Pipe the Meringues onto the baking sheets – I use a 1cm round tip to make my little Meringue shells – Bake in the oven for 1 & 1/2 hours and then turn the oven off. Leave the Meringues to cool off completely in the oven till the oven is cold! This is very important that you leave them to cool off completely as if you take them out any sooner they will taste amazing, but they won’t crush down and they’d have the Chewy Meringue feel you can get sometimes!
For the Cheesecake
Blitz the biscuits in a food processor to a fine crumb, or mash them up in a bag and add the melted butter – pulse a few times until it is combined well. Tip into a 8″/20cm Deep Springform Tin and press down firmly – chill in the refrigerator whilst you do the rest!

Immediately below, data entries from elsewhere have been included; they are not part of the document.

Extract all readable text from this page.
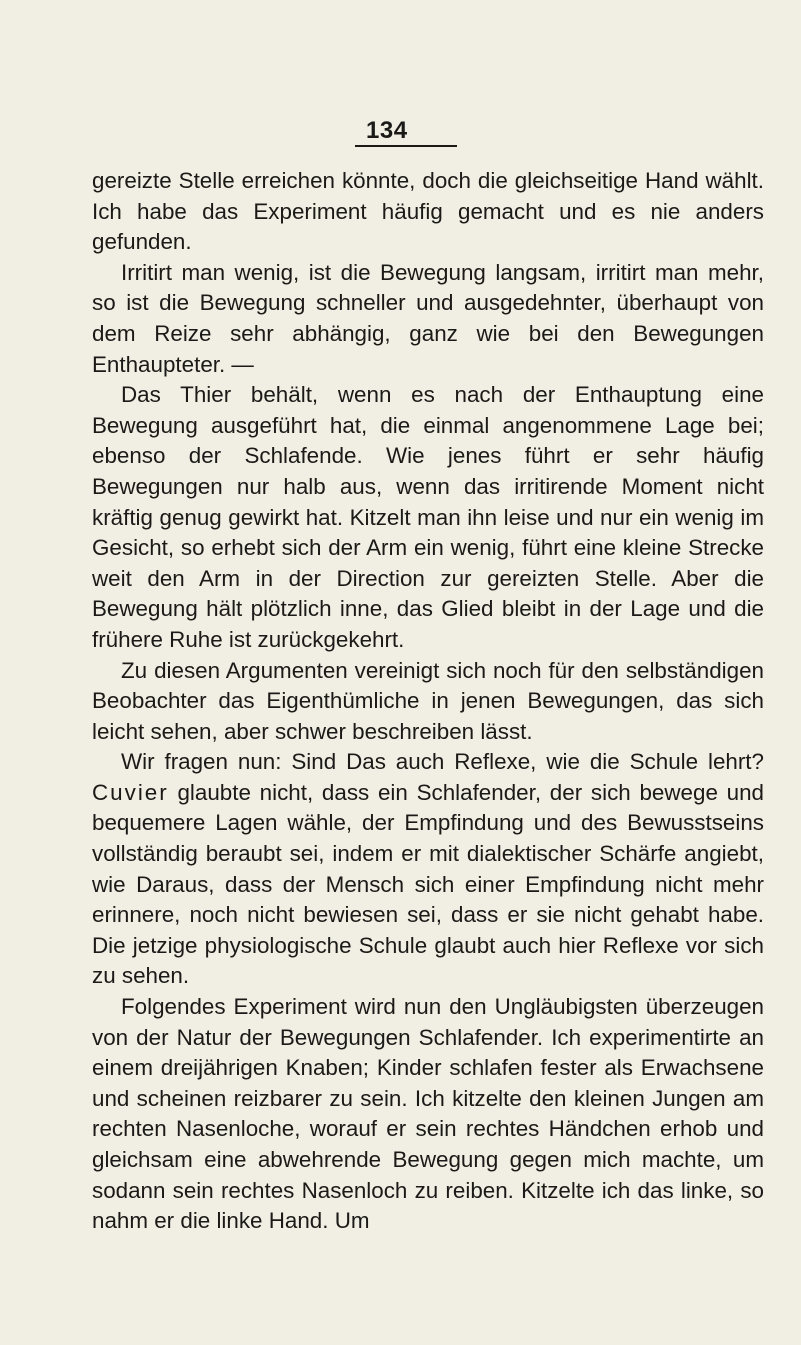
134

gereizte Stelle erreichen könnte, doch die gleichseitige Hand wählt. Ich habe das Experiment häufig gemacht und es nie anders gefunden.

Irritirt man wenig, ist die Bewegung langsam, irritirt man mehr, so ist die Bewegung schneller und ausgedehnter, überhaupt von dem Reize sehr abhängig, ganz wie bei den Bewegungen Enthaupteter. —

Das Thier behält, wenn es nach der Enthauptung eine Bewegung ausgeführt hat, die einmal angenommene Lage bei; ebenso der Schlafende. Wie jenes führt er sehr häufig Bewegungen nur halb aus, wenn das irritirende Moment nicht kräftig genug gewirkt hat. Kitzelt man ihn leise und nur ein wenig im Gesicht, so erhebt sich der Arm ein wenig, führt eine kleine Strecke weit den Arm in der Direction zur gereizten Stelle. Aber die Bewegung hält plötzlich inne, das Glied bleibt in der Lage und die frühere Ruhe ist zurückgekehrt.

Zu diesen Argumenten vereinigt sich noch für den selbständigen Beobachter das Eigenthümliche in jenen Bewegungen, das sich leicht sehen, aber schwer beschreiben lässt.

Wir fragen nun: Sind Das auch Reflexe, wie die Schule lehrt? Cuvier glaubte nicht, dass ein Schlafender, der sich bewege und bequemere Lagen wähle, der Empfindung und des Bewusstseins vollständig beraubt sei, indem er mit dialektischer Schärfe angiebt, wie Daraus, dass der Mensch sich einer Empfindung nicht mehr erinnere, noch nicht bewiesen sei, dass er sie nicht gehabt habe. Die jetzige physiologische Schule glaubt auch hier Reflexe vor sich zu sehen.

Folgendes Experiment wird nun den Ungläubigsten überzeugen von der Natur der Bewegungen Schlafender. Ich experimentirte an einem dreijährigen Knaben; Kinder schlafen fester als Erwachsene und scheinen reizbarer zu sein. Ich kitzelte den kleinen Jungen am rechten Nasenloche, worauf er sein rechtes Händchen erhob und gleichsam eine abwehrende Bewegung gegen mich machte, um sodann sein rechtes Nasenloch zu reiben. Kitzelte ich das linke, so nahm er die linke Hand. Um
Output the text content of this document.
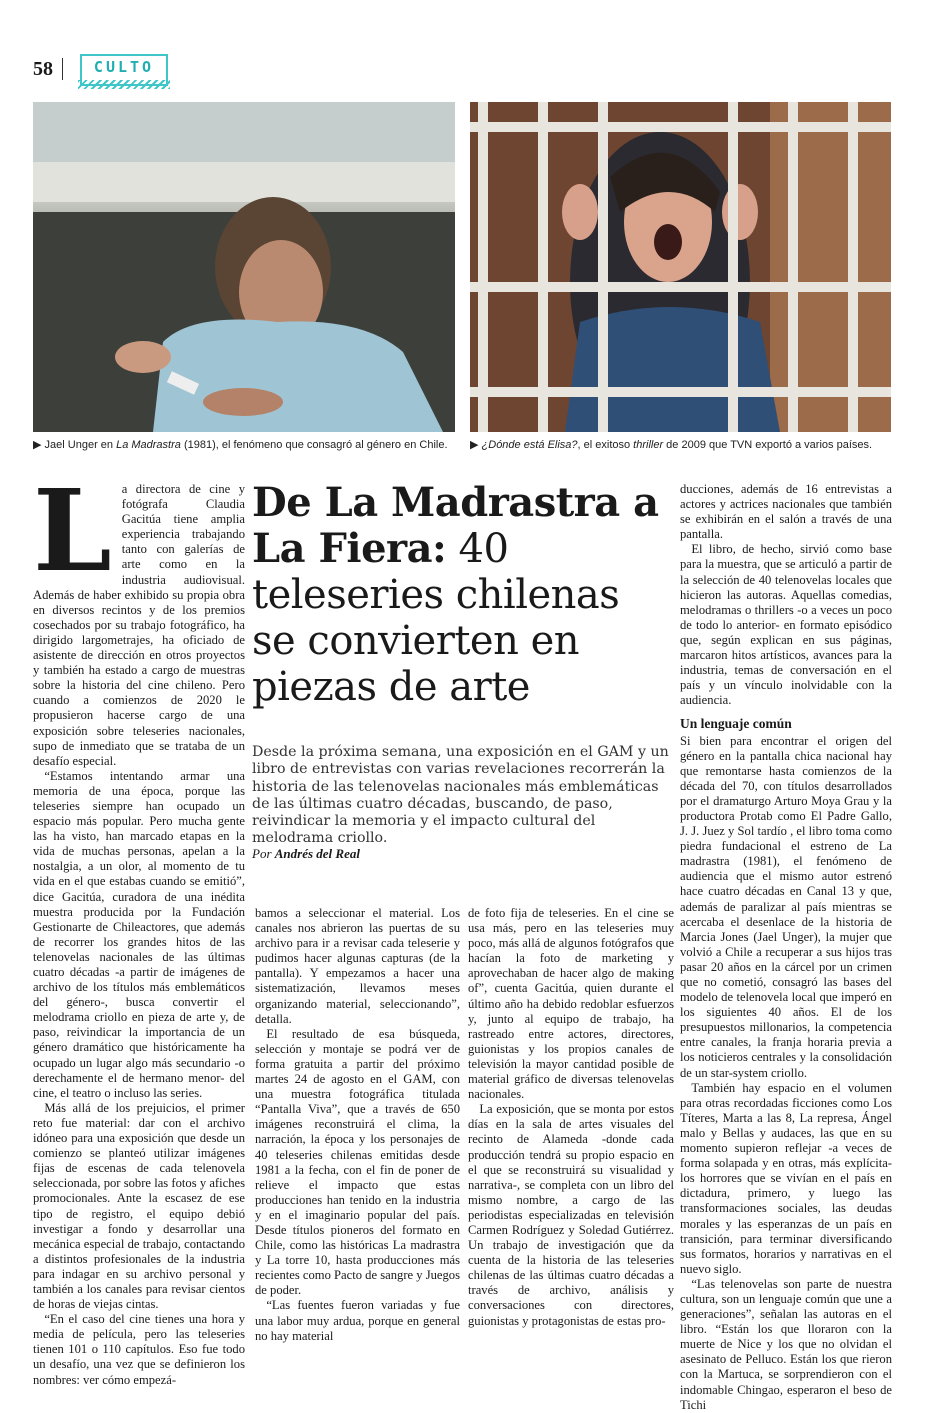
58	CULTO
▶ Jael Unger en La Madrastra (1981), el fenómeno que consagró al género en Chile.	▶ ¿Dónde está Elisa?, el exitoso thriller de 2009 que TVN exportó a varios países.
L a directora de cine y fotógrafa Claudia Gacitúa tiene amplia experiencia trabajando tanto con galerías de arte como en la industria audiovisual. Además de haber exhibido su propia obra en diversos recintos y de los premios cosechados por su trabajo fotográfico, ha dirigido largometrajes, ha oficiado de asistente de dirección en otros proyectos y también ha estado a cargo de muestras sobre la historia del cine chileno. Pero cuando a comienzos de 2020 le propusieron hacerse cargo de una exposición sobre teleseries nacionales, supo de inmediato que se trataba de un desafío especial.

“Estamos intentando armar una memoria de una época, porque las teleseries siempre han ocupado un espacio más popular. Pero mucha gente las ha visto, han marcado etapas en la vida de muchas personas, apelan a la nostalgia, a un olor, al momento de tu vida en el que estabas cuando se emitió”, dice Gacitúa, curadora de una inédita muestra producida por la Fundación Gestionarte de Chileactores, que además de recorrer los grandes hitos de las telenovelas nacionales de las últimas cuatro décadas -a partir de imágenes de archivo de los títulos más emblemáticos del género-, busca convertir el melodrama criollo en pieza de arte y, de paso, reivindicar la importancia de un género dramático que históricamente ha ocupado un lugar algo más secundario -o derechamente el de hermano menor- del cine, el teatro o incluso las series.

Más allá de los prejuicios, el primer reto fue material: dar con el archivo idóneo para una exposición que desde un comienzo se planteó utilizar imágenes fijas de escenas de cada telenovela seleccionada, por sobre las fotos y afiches promocionales. Ante la escasez de ese tipo de registro, el equipo debió investigar a fondo y desarrollar una mecánica especial de trabajo, contactando a distintos profesionales de la industria para indagar en su archivo personal y también a los canales para revisar cientos de horas de viejas cintas.

“En el caso del cine tienes una hora y media de película, pero las teleseries tienen 101 o 110 capítulos. Eso fue todo un desafío, una vez que se definieron los nombres: ver cómo empezá-

De La Madrastra a La Fiera: 40 teleseries chilenas se convierten en piezas de arte
Desde la próxima semana, una exposición en el GAM y un libro de entrevistas con varias revelaciones recorrerán la historia de las telenovelas nacionales más emblemáticas de las últimas cuatro décadas, buscando, de paso, reivindicar la memoria y el impacto cultural del melodrama criollo.
Por Andrés del Real

bamos a seleccionar el material. Los canales nos abrieron las puertas de su archivo para ir a revisar cada teleserie y pudimos hacer algunas capturas (de la pantalla). Y empezamos a hacer una sistematización, llevamos meses organizando material, seleccionando”, detalla.

El resultado de esa búsqueda, selección y montaje se podrá ver de forma gratuita a partir del próximo martes 24 de agosto en el GAM, con una muestra fotográfica titulada “Pantalla Viva”, que a través de 650 imágenes reconstruirá el clima, la narración, la época y los personajes de 40 teleseries chilenas emitidas desde 1981 a la fecha, con el fin de poner de relieve el impacto que estas producciones han tenido en la industria y en el imaginario popular del país. Desde títulos pioneros del formato en Chile, como las históricas La madrastra y La torre 10, hasta producciones más recientes como Pacto de sangre y Juegos de poder.

“Las fuentes fueron variadas y fue una labor muy ardua, porque en general no hay material

de foto fija de teleseries. En el cine se usa más, pero en las teleseries muy poco, más allá de algunos fotógrafos que hacían la foto de marketing y aprovechaban de hacer algo de making of”, cuenta Gacitúa, quien durante el último año ha debido redoblar esfuerzos y, junto al equipo de trabajo, ha rastreado entre actores, directores, guionistas y los propios canales de televisión la mayor cantidad posible de material gráfico de diversas telenovelas nacionales.

La exposición, que se monta por estos días en la sala de artes visuales del recinto de Alameda -donde cada producción tendrá su propio espacio en el que se reconstruirá su visualidad y narrativa-, se completa con un libro del mismo nombre, a cargo de las periodistas especializadas en televisión Carmen Rodríguez y Soledad Gutiérrez. Un trabajo de investigación que da cuenta de la historia de las teleseries chilenas de las últimas cuatro décadas a través de archivo, análisis y conversaciones con directores, guionistas y protagonistas de estas pro-

ducciones, además de 16 entrevistas a actores y actrices nacionales que también se exhibirán en el salón a través de una pantalla.

El libro, de hecho, sirvió como base para la muestra, que se articuló a partir de la selección de 40 telenovelas locales que hicieron las autoras. Aquellas comedias, melodramas o thrillers -o a veces un poco de todo lo anterior- en formato episódico que, según explican en sus páginas, marcaron hitos artísticos, avances para la industria, temas de conversación en el país y un vínculo inolvidable con la audiencia.

Un lenguaje común

Si bien para encontrar el origen del género en la pantalla chica nacional hay que remontarse hasta comienzos de la década del 70, con títulos desarrollados por el dramaturgo Arturo Moya Grau y la productora Protab como El Padre Gallo, J. J. Juez y Sol tardío , el libro toma como piedra fundacional el estreno de La madrastra (1981), el fenómeno de audiencia que el mismo autor estrenó hace cuatro décadas en Canal 13 y que, además de paralizar al país mientras se acercaba el desenlace de la historia de Marcia Jones (Jael Unger), la mujer que volvió a Chile a recuperar a sus hijos tras pasar 20 años en la cárcel por un crimen que no cometió, consagró las bases del modelo de telenovela local que imperó en los siguientes 40 años. El de los presupuestos millonarios, la competencia entre canales, la franja horaria previa a los noticieros centrales y la consolidación de un star-system criollo.

También hay espacio en el volumen para otras recordadas ficciones como Los Títeres, Marta a las 8, La represa, Ángel malo y Bellas y audaces, las que en su momento supieron reflejar -a veces de forma solapada y en otras, más explícita- los horrores que se vivían en el país en dictadura, primero, y luego las transformaciones sociales, las deudas morales y las esperanzas de un país en transición, para terminar diversificando sus formatos, horarios y narrativas en el nuevo siglo.

“Las telenovelas son parte de nuestra cultura, son un lenguaje común que une a generaciones”, señalan las autoras en el libro. “Están los que lloraron con la muerte de Nice y los que no olvidan el asesinato de Pelluco. Están los que rieron con la Martuca, se sorprendieron con el indomable Chingao, esperaron el beso de Tichi
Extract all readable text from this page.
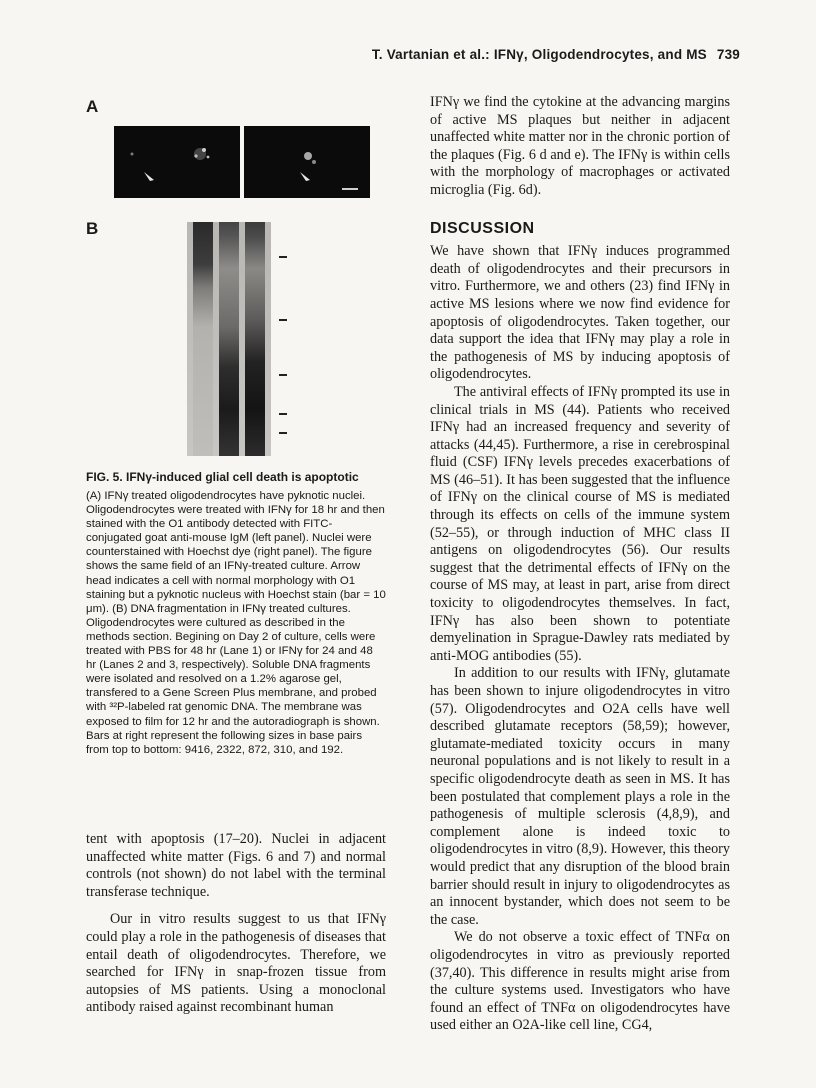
T. Vartanian et al.: IFNγ, Oligodendrocytes, and MS 739
A
B
FIG. 5. IFNγ-induced glial cell death is apoptotic
(A) IFNγ treated oligodendrocytes have pyknotic nuclei. Oligodendrocytes were treated with IFNγ for 18 hr and then stained with the O1 antibody detected with FITC-conjugated goat anti-mouse IgM (left panel). Nuclei were counterstained with Hoechst dye (right panel). The figure shows the same field of an IFNγ-treated culture. Arrow head indicates a cell with normal morphology with O1 staining but a pyknotic nucleus with Hoechst stain (bar = 10 μm). (B) DNA fragmentation in IFNγ treated cultures. Oligodendrocytes were cultured as described in the methods section. Begining on Day 2 of culture, cells were treated with PBS for 48 hr (Lane 1) or IFNγ for 24 and 48 hr (Lanes 2 and 3, respectively). Soluble DNA fragments were isolated and resolved on a 1.2% agarose gel, transfered to a Gene Screen Plus membrane, and probed with ³²P-labeled rat genomic DNA. The membrane was exposed to film for 12 hr and the autoradiograph is shown. Bars at right represent the following sizes in base pairs from top to bottom: 9416, 2322, 872, 310, and 192.

tent with apoptosis (17–20). Nuclei in adjacent unaffected white matter (Figs. 6 and 7) and normal controls (not shown) do not label with the terminal transferase technique.

Our in vitro results suggest to us that IFNγ could play a role in the pathogenesis of diseases that entail death of oligodendrocytes. Therefore, we searched for IFNγ in snap-frozen tissue from autopsies of MS patients. Using a monoclonal antibody raised against recombinant human

IFNγ we find the cytokine at the advancing margins of active MS plaques but neither in adjacent unaffected white matter nor in the chronic portion of the plaques (Fig. 6 d and e). The IFNγ is within cells with the morphology of macrophages or activated microglia (Fig. 6d).

DISCUSSION

We have shown that IFNγ induces programmed death of oligodendrocytes and their precursors in vitro. Furthermore, we and others (23) find IFNγ in active MS lesions where we now find evidence for apoptosis of oligodendrocytes. Taken together, our data support the idea that IFNγ may play a role in the pathogenesis of MS by inducing apoptosis of oligodendrocytes.

The antiviral effects of IFNγ prompted its use in clinical trials in MS (44). Patients who received IFNγ had an increased frequency and severity of attacks (44,45). Furthermore, a rise in cerebrospinal fluid (CSF) IFNγ levels precedes exacerbations of MS (46–51). It has been suggested that the influence of IFNγ on the clinical course of MS is mediated through its effects on cells of the immune system (52–55), or through induction of MHC class II antigens on oligodendrocytes (56). Our results suggest that the detrimental effects of IFNγ on the course of MS may, at least in part, arise from direct toxicity to oligodendrocytes themselves. In fact, IFNγ has also been shown to potentiate demyelination in Sprague-Dawley rats mediated by anti-MOG antibodies (55).

In addition to our results with IFNγ, glutamate has been shown to injure oligodendrocytes in vitro (57). Oligodendrocytes and O2A cells have well described glutamate receptors (58,59); however, glutamate-mediated toxicity occurs in many neuronal populations and is not likely to result in a specific oligodendrocyte death as seen in MS. It has been postulated that complement plays a role in the pathogenesis of multiple sclerosis (4,8,9), and complement alone is indeed toxic to oligodendrocytes in vitro (8,9). However, this theory would predict that any disruption of the blood brain barrier should result in injury to oligodendrocytes as an innocent bystander, which does not seem to be the case.

We do not observe a toxic effect of TNFα on oligodendrocytes in vitro as previously reported (37,40). This difference in results might arise from the culture systems used. Investigators who have found an effect of TNFα on oligodendrocytes have used either an O2A-like cell line, CG4,
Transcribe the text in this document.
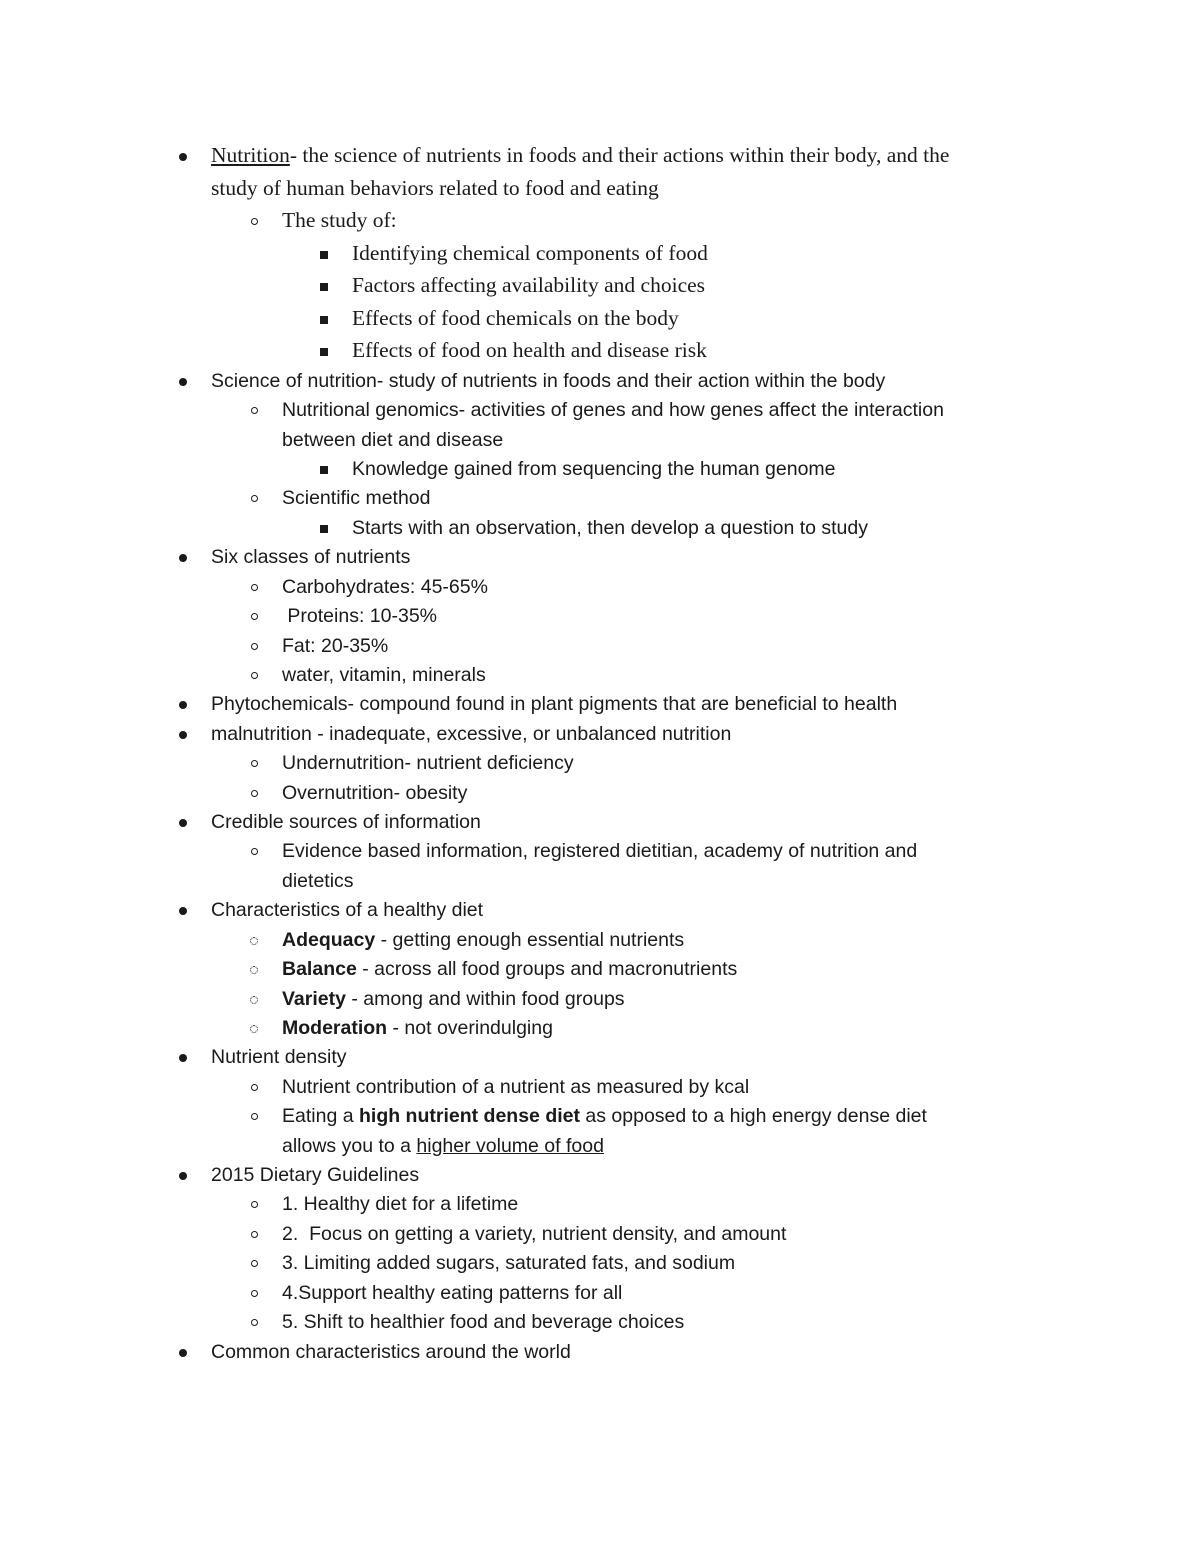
Nutrition- the science of nutrients in foods and their actions within their body, and the
study of human behaviors related to food and eating
The study of:
Identifying chemical components of food
Factors affecting availability and choices
Effects of food chemicals on the body
Effects of food on health and disease risk
Science of nutrition- study of nutrients in foods and their action within the body
Nutritional genomics- activities of genes and how genes affect the interaction
between diet and disease
Knowledge gained from sequencing the human genome
Scientific method
Starts with an observation, then develop a question to study
Six classes of nutrients
Carbohydrates: 45-65%
Proteins: 10-35%
Fat: 20-35%
water, vitamin, minerals
Phytochemicals- compound found in plant pigments that are beneficial to health
malnutrition - inadequate, excessive, or unbalanced nutrition
Undernutrition- nutrient deficiency
Overnutrition- obesity
Credible sources of information
Evidence based information, registered dietitian, academy of nutrition and
dietetics
Characteristics of a healthy diet
Adequacy - getting enough essential nutrients
Balance - across all food groups and macronutrients
Variety - among and within food groups
Moderation - not overindulging
Nutrient density
Nutrient contribution of a nutrient as measured by kcal
Eating a high nutrient dense diet as opposed to a high energy dense diet
allows you to a higher volume of food
2015 Dietary Guidelines
1. Healthy diet for a lifetime
2.  Focus on getting a variety, nutrient density, and amount
3. Limiting added sugars, saturated fats, and sodium
4.Support healthy eating patterns for all
5. Shift to healthier food and beverage choices
Common characteristics around the world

With an electric mixer (I used my KitchenAid) Mix the Philadelphia and Icing Sugar together until smooth, it’ll only take a few seconds – whilst whisking slowly, pour in the liquid double cream & Vanilla and continue to Whip the Cream Cheese/Cream Mixture until it is starting to thicken. (Don’t whip it too fast, I whisk it on level 6/10 on my kitchenaid maximum. Too fast and it may split.. better to be slightly under whipped than over whipped!)
Once its thick, fold through the chopped up strawberries. It might look a little odd at first as its quite a moist fruit mixing into a mixture, but be gentle and thorough! Spread onto the biscuit base and spread evenly. Leave to set in the fridge, covered, for 5-6 hours, or preferably over night.
Carefully remove the cheesecake from the tin, and decorate with some whipped creamed and top each swirl of cream with one of your homemade meringues. Put some fresh whole strawberries into the middle of the cheesecake, crush over some meringues, and some freeze dried strawberries! Enjoy!
I personally used Philadelphia Cream Cheese in this recipe as I find it the best Cream Cheese by far and it’s available in nearly every supermarket ever! You can also use Mascarpone, but they both MUST be Full-Fat!
I always set my cheesecakes in the fridge overnight otherwise they risk being a little sloppy still – you’re more likely to get a better result for the longer you leave it
This Cheesecake will last covered in the fridge for 3 days!